تفاصيل العمل

A Machine Learning project focused on binary classification to predict passenger survival on the Titanic based on available passenger data.

Key Features:

End-to-End ML Pipeline: Covers all stages from data collection to modelling:

Data acquisition

Data cleaning

Exploratory Data Analysis (EDA)

Feature engineering

Feature selection

Model training and evaluation

Smart Data Analysis: Handles missing values, encodes categorical features, and explores relationships between features and survival.

Multiple ML Models: Experiments with models like Logistic Regression, Random Forest, Gradient Boosting to select the best-performing one.

Performance Evaluation: Uses Accuracy, Precision, Recall, F1-score, and ROC-AUC metrics for robust model assessment.

Interpretable Predictions: Identifies feature importance to understand which factors most influence survival.

Implementation Steps:

Load Dataset: Use Titanic passenger data from Kaggle or official sources.

Explore Data: Analyse columns such as Age, Sex, Passenger Class, Sib S p, and Parch.

Data Cleaning:

Handle missing values (e.g., Age, Cabin).

Remove irrelevant columns (e.g., Name, Ticket).

Feature Engineering:

Create new features like family size (Sib Sp + Parch).

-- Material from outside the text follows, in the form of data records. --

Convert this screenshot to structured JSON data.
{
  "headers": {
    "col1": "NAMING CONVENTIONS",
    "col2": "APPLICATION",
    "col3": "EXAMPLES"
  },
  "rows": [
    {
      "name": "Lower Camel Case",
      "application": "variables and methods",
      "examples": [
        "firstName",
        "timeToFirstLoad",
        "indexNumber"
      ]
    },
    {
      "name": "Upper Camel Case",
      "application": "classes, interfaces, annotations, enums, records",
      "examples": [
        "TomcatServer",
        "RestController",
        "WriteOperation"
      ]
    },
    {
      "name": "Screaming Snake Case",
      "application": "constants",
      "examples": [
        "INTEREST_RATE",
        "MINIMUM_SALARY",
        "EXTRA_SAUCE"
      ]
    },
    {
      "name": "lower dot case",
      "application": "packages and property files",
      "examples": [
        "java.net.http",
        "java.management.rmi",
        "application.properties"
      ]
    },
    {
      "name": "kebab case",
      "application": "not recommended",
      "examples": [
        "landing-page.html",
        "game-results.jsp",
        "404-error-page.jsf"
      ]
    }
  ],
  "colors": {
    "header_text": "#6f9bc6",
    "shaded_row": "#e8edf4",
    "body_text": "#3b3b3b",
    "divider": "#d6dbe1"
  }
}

Extract titles from passenger names to capture social status.

Data Transformation: Encode categorical features using Label Encoding or One-Hot Encoding.

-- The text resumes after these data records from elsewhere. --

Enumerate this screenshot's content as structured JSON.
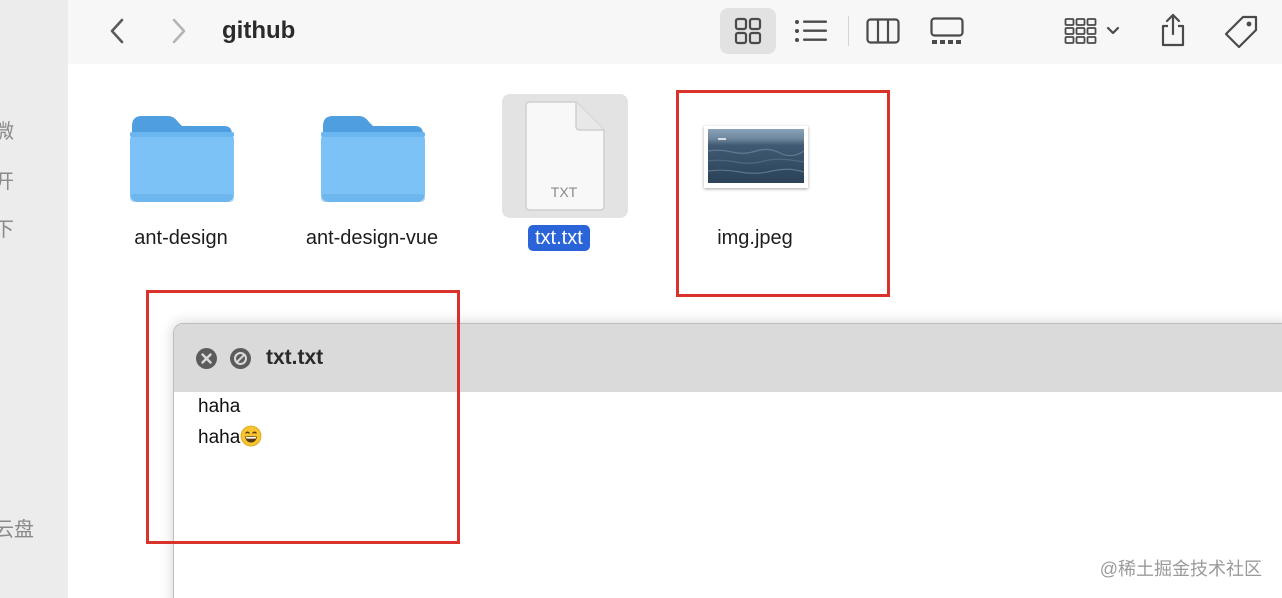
{
  "sidebar": {
    "fragments": [
      "微",
      "开",
      "下",
      "云盘"
    ]
  },
  "toolbar": {
    "title": "github",
    "back_icon": "chevron-left-icon",
    "forward_icon": "chevron-right-icon",
    "views": [
      "icon-view-icon",
      "list-view-icon",
      "column-view-icon",
      "gallery-view-icon"
    ],
    "group_icon": "group-by-icon",
    "share_icon": "share-icon",
    "tag_icon": "tag-icon"
  },
  "files": [
    {
      "name": "ant-design",
      "type": "folder"
    },
    {
      "name": "ant-design-vue",
      "type": "folder"
    },
    {
      "name": "txt.txt",
      "type": "text",
      "badge": "TXT",
      "selected": true
    },
    {
      "name": "img.jpeg",
      "type": "image"
    }
  ],
  "quicklook": {
    "title": "txt.txt",
    "lines": [
      "haha",
      "haha"
    ],
    "emoji": "😄"
  },
  "colors": {
    "annotation_red": "#d8322b",
    "folder_blue": "#6ab6f0",
    "selection_blue": "#2b64d9"
  },
  "watermark": "@稀土掘金技术社区"
}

Train-Test Split: Divide data into training and testing sets.

Model Training: Train and compare multiple classification models to select the best.

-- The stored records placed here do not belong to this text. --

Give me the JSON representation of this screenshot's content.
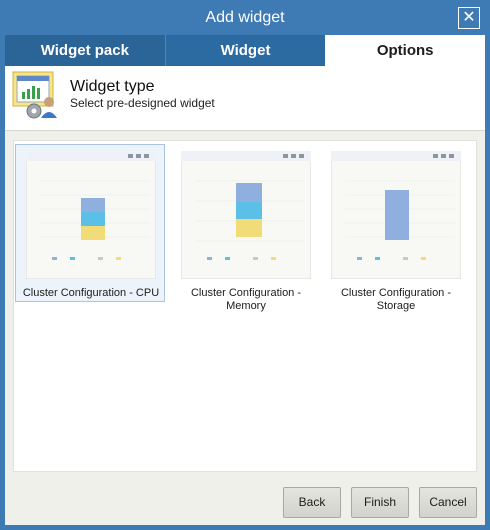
{
  "dialog": {
    "title": "Add widget",
    "close_symbol": "✕"
  },
  "tabs": [
    {
      "label": "Widget pack"
    },
    {
      "label": "Widget"
    },
    {
      "label": "Options"
    }
  ],
  "header": {
    "title": "Widget type",
    "subtitle": "Select pre-designed widget",
    "icon": "widget-type-icon"
  },
  "widgets": [
    {
      "label": "Cluster Configuration - CPU",
      "selected": true
    },
    {
      "label": "Cluster Configuration - Memory",
      "selected": false
    },
    {
      "label": "Cluster Configuration - Storage",
      "selected": false
    }
  ],
  "buttons": {
    "back": "Back",
    "finish": "Finish",
    "cancel": "Cancel"
  },
  "colors": {
    "titlebar": "#3e7ab3",
    "tab_dark": "#2b6497",
    "series_blue": "#8fb0de",
    "series_cyan": "#5bbfe8",
    "series_yellow": "#f2dc78"
  }
}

Model Evaluation: Assess model performance using multiple metrics to ensure accuracy and reliability.

Prediction: Use the trained model to predict survival for new passengers.

Project Value:

Provides insights into factors influencing passenger survival on the Titanic.

The model can be applied to similar datasets for survival or outcome predictions.

A strong addition to your Portfolio, demonstrating skills in Data Preprocessing, Feature Engineering, Model Selection, and Evaluation.